In its analysis of section 15(1), the Supreme Court relied upon international instruments, including the African Charter on Human and Peoples Rights; the Inter-American Convention on Human Rights; International Covenant on Civil and Political Rights, the United Nations Body of Principles for the Protection of All Persons Under Any Form of Detention or Imprisonment (the UN Body of Principles); and the European Convention on Human Rights, as well as the jurisprudence of the regional human rights courts. The Supreme Court considered that the African, Inter-American, and European regional human rights courts had treated substantially similar situations as constituting inhuman and degrading treatment, and that the minimum standards laid down in the UN Body of Principles had not been met.

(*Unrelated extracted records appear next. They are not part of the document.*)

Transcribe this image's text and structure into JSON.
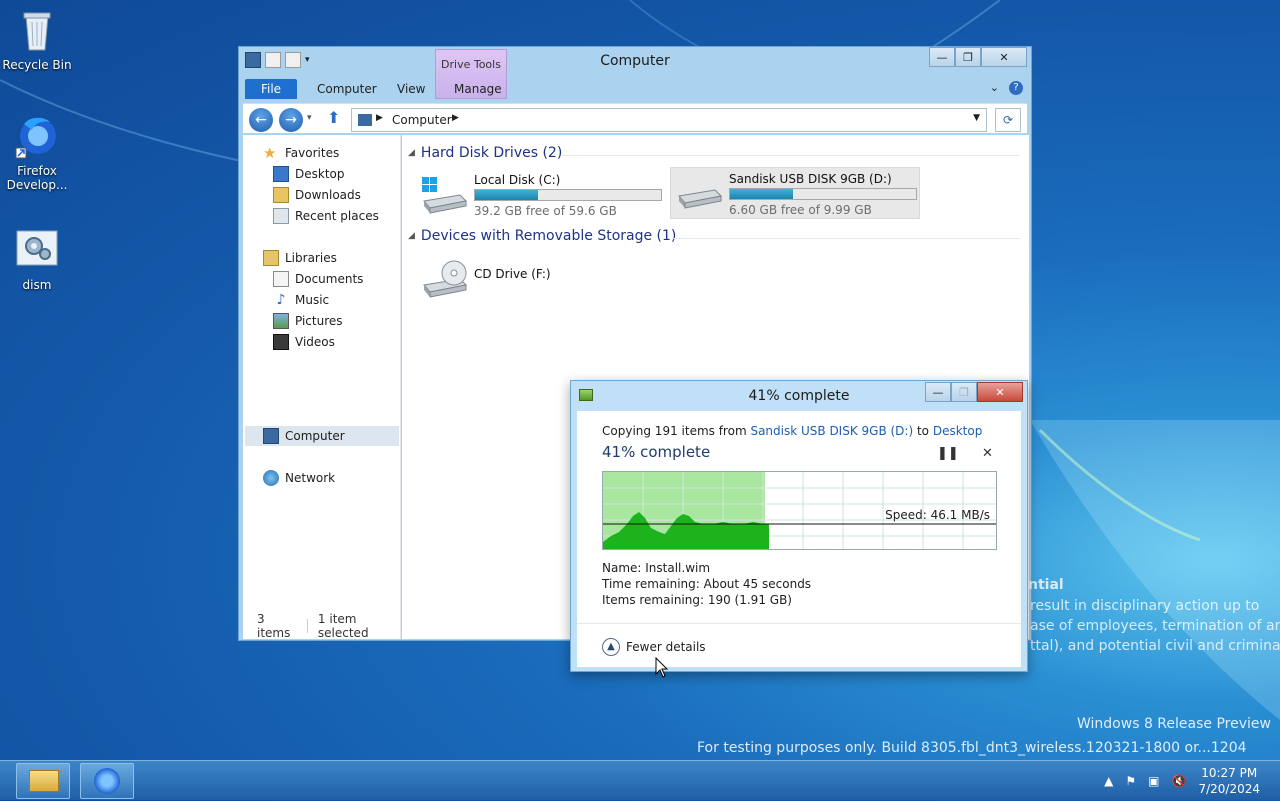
{
  "desktop": {
    "icons": [
      {
        "label": "Recycle Bin",
        "icon": "recycle-bin-icon"
      },
      {
        "label": "Firefox Develop...",
        "icon": "firefox-developer-icon"
      },
      {
        "label": "dism",
        "icon": "settings-gear-icon"
      }
    ]
  },
  "explorer": {
    "title": "Computer",
    "ribbon": {
      "file_tab": "File",
      "tabs": [
        "Computer",
        "View"
      ],
      "contextual_group": "Drive Tools",
      "contextual_tab": "Manage"
    },
    "address": {
      "path": "Computer"
    },
    "nav": {
      "favorites": "Favorites",
      "favorites_items": [
        "Desktop",
        "Downloads",
        "Recent places"
      ],
      "libraries": "Libraries",
      "libraries_items": [
        "Documents",
        "Music",
        "Pictures",
        "Videos"
      ],
      "computer": "Computer",
      "network": "Network"
    },
    "groups": {
      "hard_disks": "Hard Disk Drives (2)",
      "removable": "Devices with Removable Storage (1)"
    },
    "drives": [
      {
        "name": "Local Disk (C:)",
        "free": "39.2 GB free of 59.6 GB",
        "used_fraction": 0.34,
        "selected": false
      },
      {
        "name": "Sandisk USB DISK 9GB (D:)",
        "free": "6.60 GB free of 9.99 GB",
        "used_fraction": 0.34,
        "selected": true
      },
      {
        "name": "CD Drive (F:)"
      }
    ],
    "status": {
      "items": "3 items",
      "selected": "1 item selected"
    }
  },
  "copy_dialog": {
    "title": "41% complete",
    "copy_prefix": "Copying 191 items from ",
    "source": "Sandisk USB DISK 9GB (D:)",
    "to_word": " to ",
    "destination": "Desktop",
    "percent_text": "41% complete",
    "progress_fraction": 0.41,
    "speed": "Speed: 46.1 MB/s",
    "name_line": "Name:  Install.wim",
    "time_line": "Time remaining:  About 45 seconds",
    "items_line": "Items remaining:  190 (1.91 GB)",
    "fewer_details": "Fewer details"
  },
  "watermark": {
    "legal_1": "ntial",
    "legal_2": "result in disciplinary action up to",
    "legal_3": "ase of employees, termination of an",
    "legal_4": "ttal), and potential civil and criminal",
    "edition": "Windows 8 Release Preview",
    "build": "For testing purposes only. Build 8305.fbl_dnt3_wireless.120321-1800 or...1204"
  },
  "taskbar": {
    "time": "10:27 PM",
    "date": "7/20/2024"
  },
  "colors": {
    "accent": "#1e6fd0",
    "link": "#1a5fb4",
    "graph_fill": "#1db31d",
    "drive_bar": "#26a0c8"
  }
}
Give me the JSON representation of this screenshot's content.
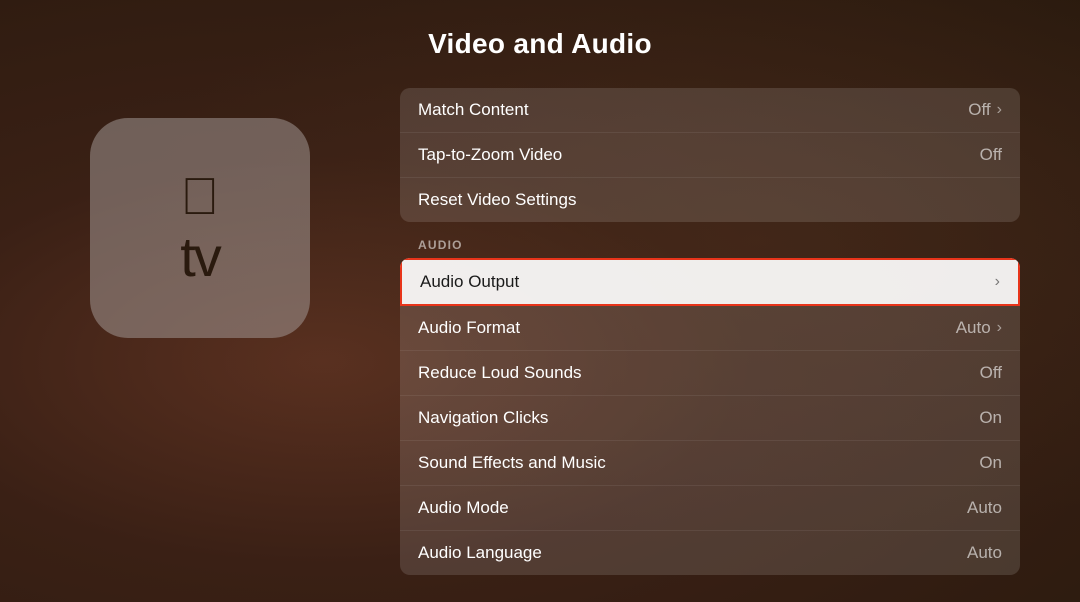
{
  "page": {
    "title": "Video and Audio"
  },
  "video_section": {
    "rows": [
      {
        "label": "Match Content",
        "value": "Off",
        "hasChevron": true
      },
      {
        "label": "Tap-to-Zoom Video",
        "value": "Off",
        "hasChevron": false
      },
      {
        "label": "Reset Video Settings",
        "value": "",
        "hasChevron": false
      }
    ]
  },
  "audio_section": {
    "label": "AUDIO",
    "rows": [
      {
        "label": "Audio Output",
        "value": "",
        "hasChevron": true,
        "highlighted": true
      },
      {
        "label": "Audio Format",
        "value": "Auto",
        "hasChevron": true
      },
      {
        "label": "Reduce Loud Sounds",
        "value": "Off",
        "hasChevron": false
      },
      {
        "label": "Navigation Clicks",
        "value": "On",
        "hasChevron": false
      },
      {
        "label": "Sound Effects and Music",
        "value": "On",
        "hasChevron": false
      },
      {
        "label": "Audio Mode",
        "value": "Auto",
        "hasChevron": false
      },
      {
        "label": "Audio Language",
        "value": "Auto",
        "hasChevron": false
      }
    ]
  },
  "device": {
    "tv_text": "tv"
  }
}
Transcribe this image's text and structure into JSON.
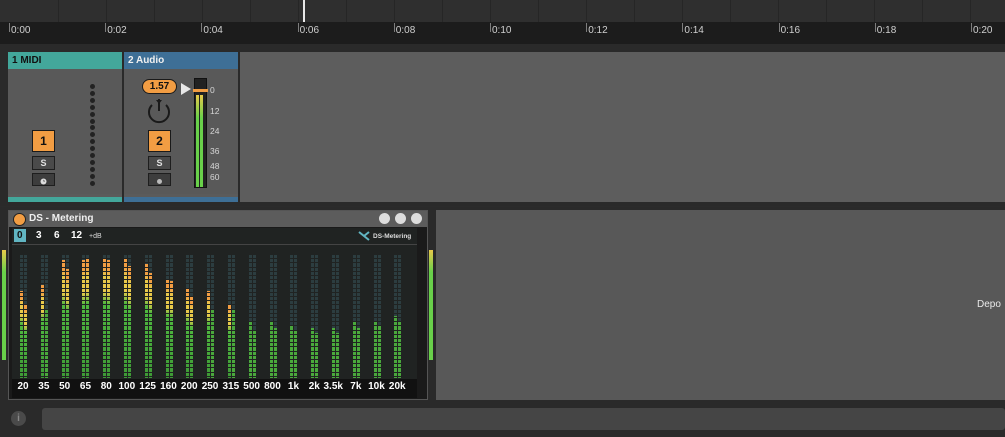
{
  "timeline": {
    "labels": [
      "0:00",
      "0:02",
      "0:04",
      "0:06",
      "0:08",
      "0:10",
      "0:12",
      "0:14",
      "0:16",
      "0:18",
      "0:20"
    ]
  },
  "tracks": [
    {
      "title": "1 MIDI",
      "number": "1",
      "solo": "S",
      "header_color": "#43a79b"
    },
    {
      "title": "2 Audio",
      "number": "2",
      "solo": "S",
      "header_color": "#3e6f96",
      "level": "1.57",
      "meter_scale": [
        "0",
        "12",
        "24",
        "36",
        "48",
        "60"
      ]
    }
  ],
  "device": {
    "name": "DS - Metering",
    "db_options": [
      "0",
      "3",
      "6",
      "12"
    ],
    "db_unit": "+dB",
    "selected_db": "0",
    "logo": "DS-Metering",
    "freq_labels": [
      "20",
      "35",
      "50",
      "65",
      "80",
      "100",
      "125",
      "160",
      "200",
      "250",
      "315",
      "500",
      "800",
      "1k",
      "2k",
      "3.5k",
      "7k",
      "10k",
      "20k"
    ],
    "bar_levels": [
      [
        0.7,
        0.6
      ],
      [
        0.75,
        0.55
      ],
      [
        0.95,
        0.88
      ],
      [
        0.95,
        0.97
      ],
      [
        0.97,
        0.95
      ],
      [
        0.97,
        0.9
      ],
      [
        0.92,
        0.85
      ],
      [
        0.8,
        0.78
      ],
      [
        0.72,
        0.65
      ],
      [
        0.7,
        0.55
      ],
      [
        0.6,
        0.55
      ],
      [
        0.45,
        0.38
      ],
      [
        0.45,
        0.4
      ],
      [
        0.42,
        0.38
      ],
      [
        0.4,
        0.36
      ],
      [
        0.4,
        0.36
      ],
      [
        0.45,
        0.4
      ],
      [
        0.45,
        0.42
      ],
      [
        0.5,
        0.45
      ]
    ]
  },
  "drop_area": {
    "text": "Depo"
  },
  "colors": {
    "accent": "#f29d43",
    "midi": "#43a79b",
    "audio": "#3e6f96",
    "meter_green": "#69d14a"
  },
  "icons": {
    "info": "info-icon",
    "power": "power-icon",
    "device_buttons": [
      "collapse-icon",
      "hot-swap-icon",
      "save-preset-icon"
    ]
  }
}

In light of the standards laid down in this jurisprudence, the Supreme Court held that conditions under which the two applicants were held at the two police cells in question clearly constituted inhuman and degrading treatment.  The Court singled out the following as particularly indicative of inhuman and degrading treatment:

  • The failure to screen the toilet facility from the rest of the cell to enable inmates to relieve themselves in private;
  • The failure to provide a toilet flushing mechanism from within the cell;
  • The failure to provide toilet paper, a wash basin, or a sitting platform or bench in the cells.

Consequently, the Supreme Court ordered the respondents to:

“take immediate measures to ensure that the holding cells at Highlands and Matapi Police stations have toilets that are screened off from the living area, with flushing mechanisms from within the cells, wash-basins and toilet paper.”


“I have no doubt, in my mind, that the holding cell that the court inspected at Highlands Police Station, the same holding cell in which Kachingwe was detained overnight, does not comply with elementary norms of human decency, let alone, comply with internationally accepted minimum standards.” Page 20.

“The third applicant has alleged that conditions in the police holding cells throughout Zimbabwe are the same as those described by the first and second applicants. This may be the case but the matter cannot be determined on the basis of the third applicant’s mere say so.” Page 20.